第7話

「ちょっと~、何仕事増やしてくれちゃってんのぉ~?」

「この度は多大なるご迷惑をお掛けした事、心よりお詫び申し上げると同時に、今後はこのようなことが起きないよう誠心誠意注意して行く所存で……」

「いや、長いわ! 反省してんなら~、とっとと瞬間接着液持ってくる~」

「かしこまりましたアミーナ殿! このマテウス、風よりも早く瞬間接着液をお持ちいたします!」


 足を車輪のように動かしながら去っていくマテウス中佐。 それを見送っていたアミーナはさぞめんどくさそうにため息をつく。


「ちょっとファティマちゃ~ん、あんたも原因の発端なんだから~。 知らん顔してないで手伝ってよ~」

「しょ、しょうがないですね、今回ばっかりは手伝ってあげてもいいですよ!」


 口を窄めながらアミーナに続いて縄梯子を登っていくファティマ。


 この正門には鬼畜な仕掛けが施されていた。 一つは門扉の中に隠された分厚い鏡鉱石板。 そして少し奇怪な正門を開ける仕組み、極めつけは城壁に塗りたくられた瞬間接着液。


 アミーナは毎朝早起きしてこの城壁に瞬間接着液を塗りなおしている。 この作業は手先が器用な鍛冶精霊にしかできないのだ。 普通の人間が取り掛かれば瞬間接着液を塗るための板が壁に貼りついてしまう。


 正門を突破できないと思ったマテウス中佐は助走をつけてジャンプして、見事城壁の中間あたりに貼りついてしまった。 それを見た建築士くんとファティマが慌てて剥離液を取りに行き、やっとのことで救出したのだが……

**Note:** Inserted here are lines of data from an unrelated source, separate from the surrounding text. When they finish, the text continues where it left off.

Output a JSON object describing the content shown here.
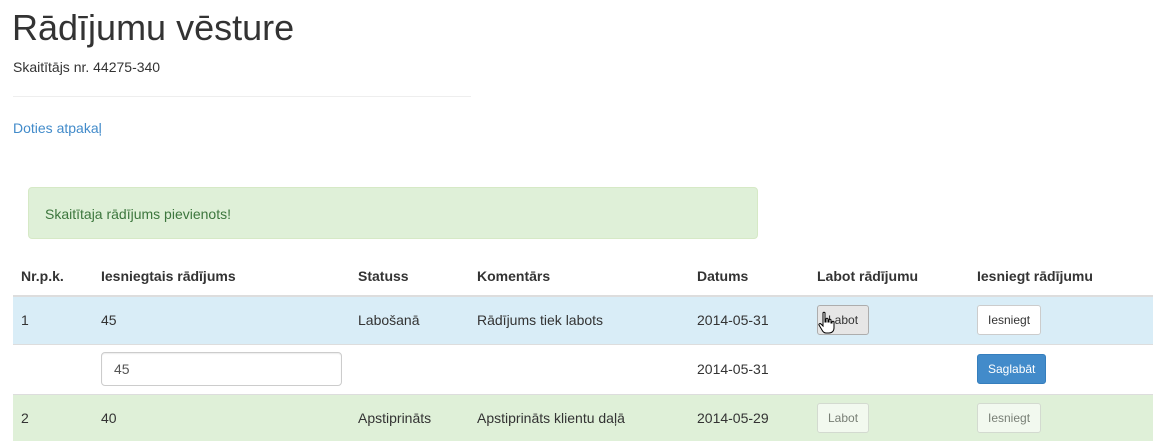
{
  "header": {
    "title": "Rādījumu vēsture",
    "meter_label": "Skaitītājs nr. 44275-340"
  },
  "nav": {
    "back_link": "Doties atpakaļ"
  },
  "alert": {
    "message": "Skaitītaja rādījums pievienots!",
    "status_color": "#dff0d8"
  },
  "table": {
    "columns": [
      "Nr.p.k.",
      "Iesniegtais rādījums",
      "Statuss",
      "Komentārs",
      "Datums",
      "Labot rādījumu",
      "Iesniegt rādījumu"
    ],
    "rows": [
      {
        "nr": "1",
        "reading": "45",
        "status": "Labošanā",
        "comment": "Rādījums tiek labots",
        "date": "2014-05-31",
        "edit_label": "Labot",
        "submit_label": "Iesniegt",
        "row_color": "#d9edf7"
      },
      {
        "edit_value": "45",
        "date": "2014-05-31",
        "save_label": "Saglabāt"
      },
      {
        "nr": "2",
        "reading": "40",
        "status": "Apstiprināts",
        "comment": "Apstiprināts klientu daļā",
        "date": "2014-05-29",
        "edit_label": "Labot",
        "submit_label": "Iesniegt",
        "row_color": "#dff0d8"
      }
    ]
  },
  "colors": {
    "link": "#428bca",
    "primary_button": "#428bca"
  }
}
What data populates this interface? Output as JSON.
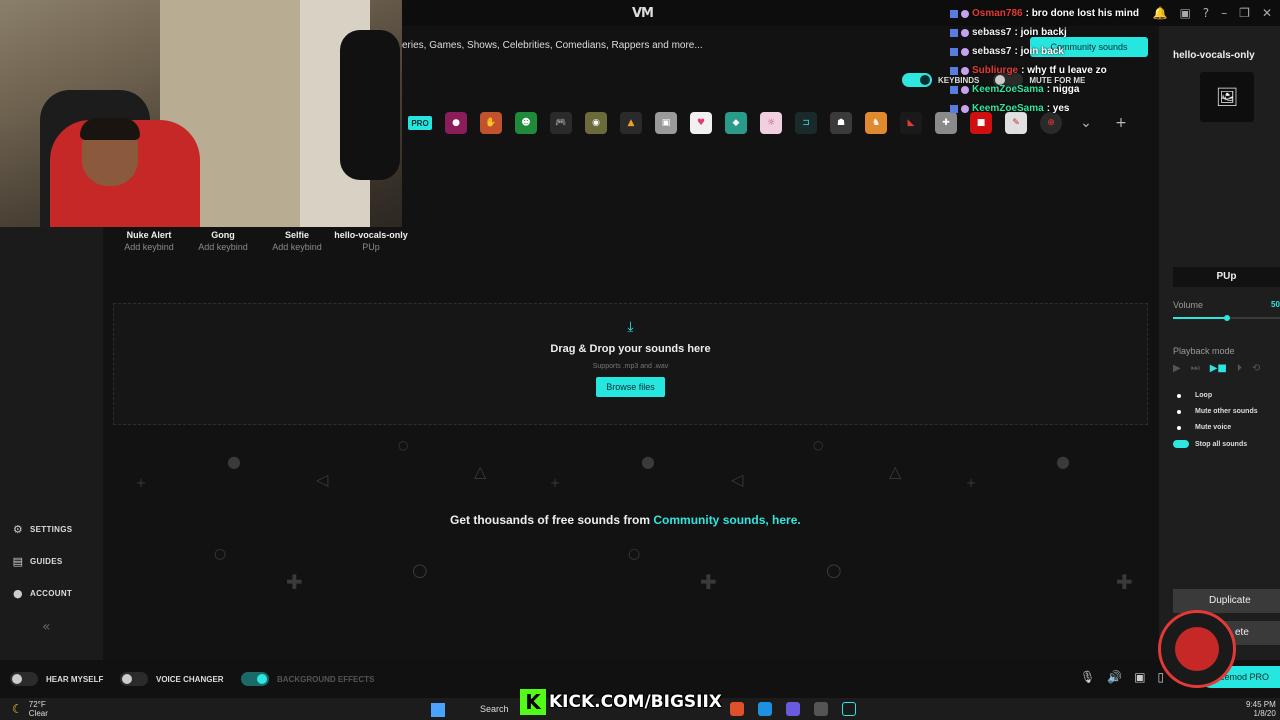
{
  "app": {
    "logo": "VM"
  },
  "window_controls": [
    "🔔",
    "▣",
    "?",
    "–",
    "❐",
    "✕"
  ],
  "search": {
    "placeholder_text": "eries, Games, Shows, Celebrities, Comedians, Rappers and more..."
  },
  "community_sounds_button": "Community sounds",
  "toggles": {
    "keybinds": "KEYBINDS",
    "mute_for_me": "MUTE FOR ME"
  },
  "categories": {
    "pro": "PRO",
    "icons": [
      "●",
      "✋",
      "☻",
      "🎮",
      "◉",
      "▲",
      "▣",
      "♥",
      "◆",
      "☼",
      "⊐",
      "☗",
      "♞",
      "◣",
      "✚",
      "■",
      "✎",
      "⊕"
    ],
    "more": "⌄",
    "add": "+"
  },
  "sounds": [
    {
      "name": "Nuke Alert",
      "keybind": "Add keybind"
    },
    {
      "name": "Gong",
      "keybind": "Add keybind"
    },
    {
      "name": "Selfie",
      "keybind": "Add keybind"
    },
    {
      "name": "hello-vocals-only",
      "keybind": "PUp"
    }
  ],
  "sidebar": {
    "settings": "SETTINGS",
    "guides": "GUIDES",
    "account": "ACCOUNT",
    "collapse": "«"
  },
  "dropzone": {
    "icon": "⤓",
    "title": "Drag & Drop your sounds here",
    "subtitle": "Supports .mp3 and .wav",
    "button": "Browse files"
  },
  "community_line": {
    "text": "Get thousands of free sounds from ",
    "link": "Community sounds, here."
  },
  "right_panel": {
    "title": "hello-vocals-only",
    "image_icon": "🖼",
    "keybind": "PUp",
    "volume_label": "Volume",
    "volume_value": "50",
    "playback_label": "Playback mode",
    "playback_modes": [
      "▶",
      "⏭",
      "▶■",
      "⏵",
      "⟲"
    ],
    "options": {
      "loop": "Loop",
      "mute_other": "Mute other sounds",
      "mute_voice": "Mute voice",
      "stop_all": "Stop all sounds"
    },
    "duplicate": "Duplicate",
    "delete": "ete"
  },
  "chat": [
    {
      "user": "Osman786",
      "text": ": bro done lost his mind",
      "color": "#e53935"
    },
    {
      "user": "sebass7",
      "text": ": join backj",
      "color": "#eeeeee"
    },
    {
      "user": "sebass7",
      "text": ": join back",
      "color": "#eeeeee"
    },
    {
      "user": "Subliurge",
      "text": ": why tf u leave zo",
      "color": "#e53935"
    },
    {
      "user": "KeemZoeSama",
      "text": ": nigga",
      "color": "#2ee6a0"
    },
    {
      "user": "KeemZoeSama",
      "text": ": yes",
      "color": "#2ee6a0"
    }
  ],
  "bottom_bar": {
    "hear_myself": "HEAR MYSELF",
    "voice_changer": "VOICE CHANGER",
    "background_effects": "BACKGROUND EFFECTS",
    "upgrade": "cemod PRO"
  },
  "taskbar": {
    "temp": "72°F",
    "condition": "Clear",
    "search": "Search",
    "time": "9:45 PM",
    "date": "1/8/20"
  },
  "kick_overlay": {
    "text": "KICK.COM/BIGSIIX"
  },
  "colors": {
    "accent": "#2ee6e0",
    "background": "#121212"
  }
}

 そのせいで瞬間接着液をもう一度塗る羽目になり、仕事が終わってお昼休みのお昼寝中だったアミーナを叩き起こすことになってしまった。 そのため今のアミーナは非常に不機嫌である。 彼女は激怒すると非常に怖いため、誰も逆らえない。


 そもそも、ファティマとマテウス中佐の頭頂部についた巨大なたんこぶを見れば、誰も逆らう気にはならないだろう。


 結局周りに多大な迷惑をかけたマテウス中佐とファティマは、欠損した瞬間接着液塗布をできる範囲で手伝った後、正門前で正座三時間の刑に処されてしまった。


 正座していたファティマが口を窄めながら、隣に座っているマテウス中佐を睨みつける。


「中佐が余計なことしたせいでこんなことになっちゃったじゃないですか」

「そ、そうは言われましてもファティマ殿が正門に閂をかけるから……」

「いや、だからあの正門は閂つけても意味ないって言ってますよね?」


 冷静になったファティマは口調が元に戻っている。 二人の会話を聞いていたアミーナは、眉間にシワを寄せながら建築士くんに視線を送る。 すると建築士くんは疾風が如く頷いて二人の元に走った。


「マテウス中佐! この正門を開ける方法、特別に教えてあげますので喧嘩はやめてください」

「あ、はい。 喧嘩してませんでしたが……分かりました!」


 素直に元気よく返事するマテウス中佐。 『その素直さをもっと早く見せてくれれば、このような惨事は起きなかったのに』と言いたい気持ちをおさえて、建築士くんが正門の前に立つ。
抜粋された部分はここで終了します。